Dive Brief:
- FedEx will transfer select residential Express parcels to its Ground network for the last mile, according to a company announcement Friday. The operational shift will begin in March in Greensboro, North Carolina, and expand to other markets later in the year.
- With the move, FedEx aims to reduce the number of Express and Ground trucks delivering parcels on duplicate routes and increase parcel density and profitability for e-commerce deliveries.
- The carrier has resisted such a shift in the past "saying that it wouldn’t work given the different service requirements for Express and Ground, which makes it interesting that they are now dipping their toe in this water," Morgan Stanley analysts wrote in a research note shared with Supply Chain Dive. FedEx Express will contract with Ground for some last-mile deliveries but the two services will remain separate entities, according to FedEx's release.
Dive Insight:
Integrating Express packages into Ground delivery operations is part of FedEx's strategy to innovate for efficiency.

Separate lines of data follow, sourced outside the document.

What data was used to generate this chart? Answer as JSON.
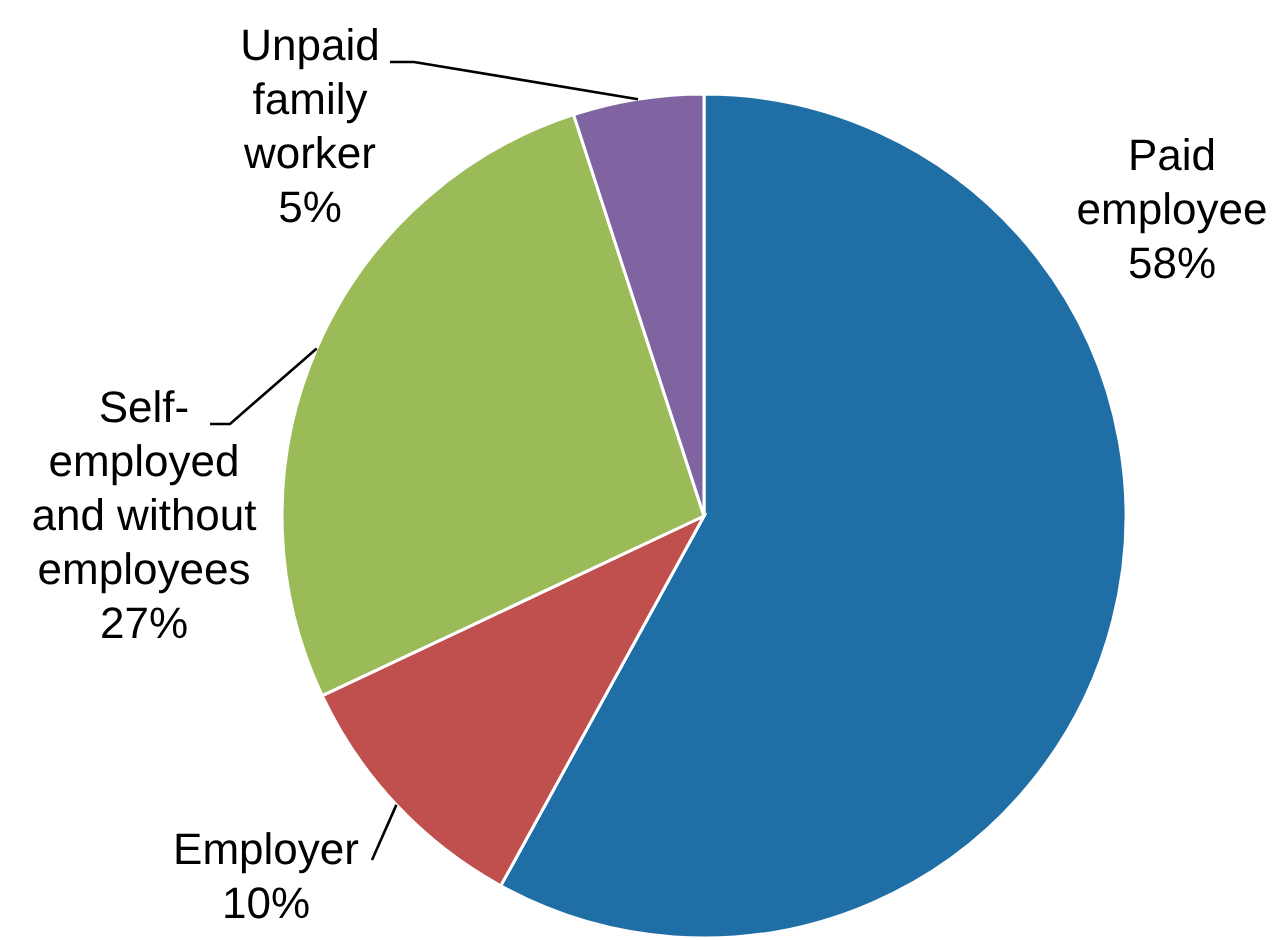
{
  "chart_data": {
    "type": "pie",
    "categories": [
      "Paid employee",
      "Employer",
      "Self-employed and without employees",
      "Unpaid family worker"
    ],
    "values": [
      58,
      10,
      27,
      5
    ],
    "colors": [
      "#1f6fa6",
      "#c0504d",
      "#9bbb59",
      "#8064a2"
    ],
    "value_labels": [
      "58%",
      "10%",
      "27%",
      "5%"
    ]
  }
}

Higher parcel density means drivers can run more deliveries with fewer trucks, thereby saving costs and optimizing routes.
"While our residential e-commerce revenues are much smaller than our business-to-business revenues, it is the fastest growing market and requires constant innovation to make delivery to consumers more flexible, convenient, efficient and cost-effective," FedEx stated in its 2019 annual report.
FedEx is working to capture additional e-commerce parcel volume share after parting ways with Amazon, and has focused elsewhere in the retail sector, including the growing returns market, and expanding its parcel pickup services in brick-and-mortar stores around the country.
When FedEx announced its transition to seven days a week, year-round delivery (which went into effect in January) it also announced the integration of SmartPost parcels, traditionally handed off to the U.S. Postal Service for the last-mile, into FedEx Ground operations.
FedEx ran into trouble during peak season as an unexpectedly large volume influx drove up costs and the realities of operating a seven day delivery service cut the company's margins by 50% for the the quarter ending Nov. 30, 2019. Cost per piece increased by 6% while revenues remained largely flat.
The steady growth of e-commerce parcel volume and residential deliveries has driven carriers to get more creative about balancing loads efficiently to keep costs in check. "Improving residential package density is a key aspect of [our] grand strategy to combat residential delivery costs challenges," FedEx CFO Alan Graf said on the company's earnings call.
Morgan Stanley analysts "do not believe this will have a meaningful impact on numbers," they said in a research note. "We note that B2C only accounts for ~30% of volumes at Express and the largest volume product within Express (Overnight Priority) will continue to be delivered by Express, impacting only a small portion of volumes" roughly 10%.